Using ref cursor vs sys_refcursor inside a Stored Procedure Parameters
I'm not sure what you mean by
create or replace procedure GetEmployeesInDept( c out ref cursor)
I've not seen this before and I can't get a procedure declared like this to compile. Could you please provide sample code or links to where you've seen this before?

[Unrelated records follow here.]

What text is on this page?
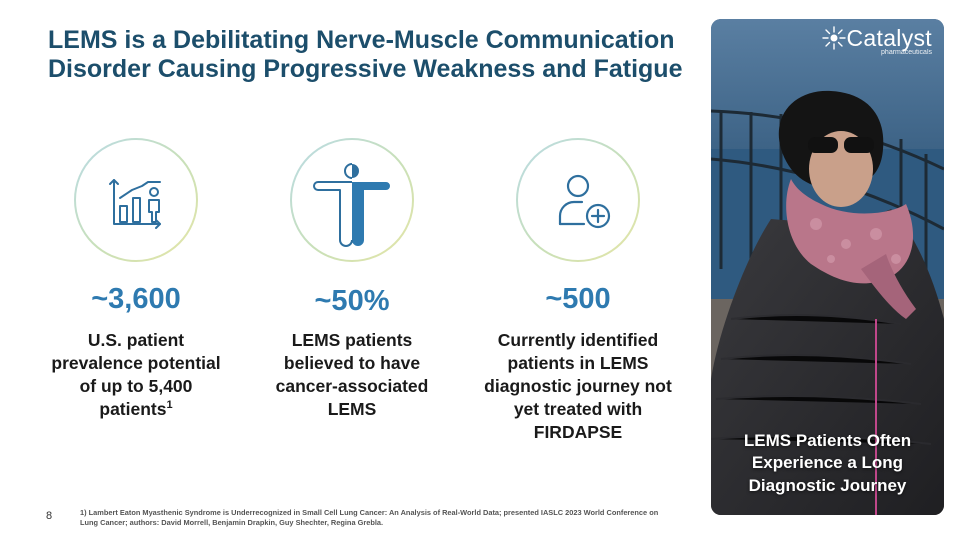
LEMS is a Debilitating Nerve-Muscle Communication
Disorder Causing Progressive Weakness and Fatigue
~3,600
U.S. patient
prevalence potential
of up to 5,400
patients$^1$
~50%
LEMS patients
believed to have
cancer-associated
LEMS
~500
Currently identified
patients in LEMS
diagnostic journey not
yet treated with
FIRDAPSE
Catalyst
pharmaceuticals
LEMS Patients Often
Experience a Long
Diagnostic Journey
8	1) Lambert Eaton Myasthenic Syndrome is Underrecognized in Small Cell Lung Cancer: An Analysis of Real-World Data; presented IASLC 2023 World Conference on
Lung Cancer; authors: David Morrell, Benjamin Drapkin, Guy Shechter, Regina Grebla.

What you might have seen is something like the following:
CREATE OR REPLACE PACKAGE demo AS
TYPE ref_cursor IS REF CURSOR;
PROCEDURE GetEmployeesInDept(c OUT ref_cursor);
END demo;
/
CREATE OR REPLACE PACKAGE BODY demo AS
PROCEDURE GetEmployeesInDept(c OUT ref_cursor)
IS
BEGIN
RAISE NO_DATA_FOUND;
END GetEmployeesInDept;
END demo;
/
In this case, we declare a type to be a REF CURSOR
, and use it as an OUT
parameter in a stored procedure.
There is no difference between using a type declared as REF CURSOR
and using SYS_REFCURSOR
, because SYS_REFCURSOR
is defined in the STANDARD
package as a REF CURSOR
in the same way that we declared the type ref_cursor
. In fact, if you're using Oracle 9i or later, look within your Oracle database installation, in %ORACLE_HOME%\rdbms\admin\stdspec.sql
, and you should find the following line somewhere in there:
type sys_refcursor is ref cursor;
SYS_REFCURSOR
was introduced in Oracle 9i. You may find various types declared as REF CURSOR
in PL/SQL code that was written before Oracle 9i was released.
There can be one difference between the two, I can think off is ref_cursor
can be STRONG
or WEAK
type whereas SYS_REFCURSOR
is always weak type as it is defined that way.
There are two forms of ref Cursor the strong REF CURSOR and the weak REF CURSOR. PL/SQL is a statically typed language, and the weak REF CURSOR is one of the few dynamically typed constructs supported.
(statically typed language: that was mean that type checking is performed at compile time not at runtime)
When you defined a SYS_REFCURSOR is a predefined weak REF CURSOR type.
A strong ref cursor it's something like this:
TYPE book_data_t IS REF CURSOR RETURN book%ROWTYPE;
cause associate the cursor variable with a specific record structure.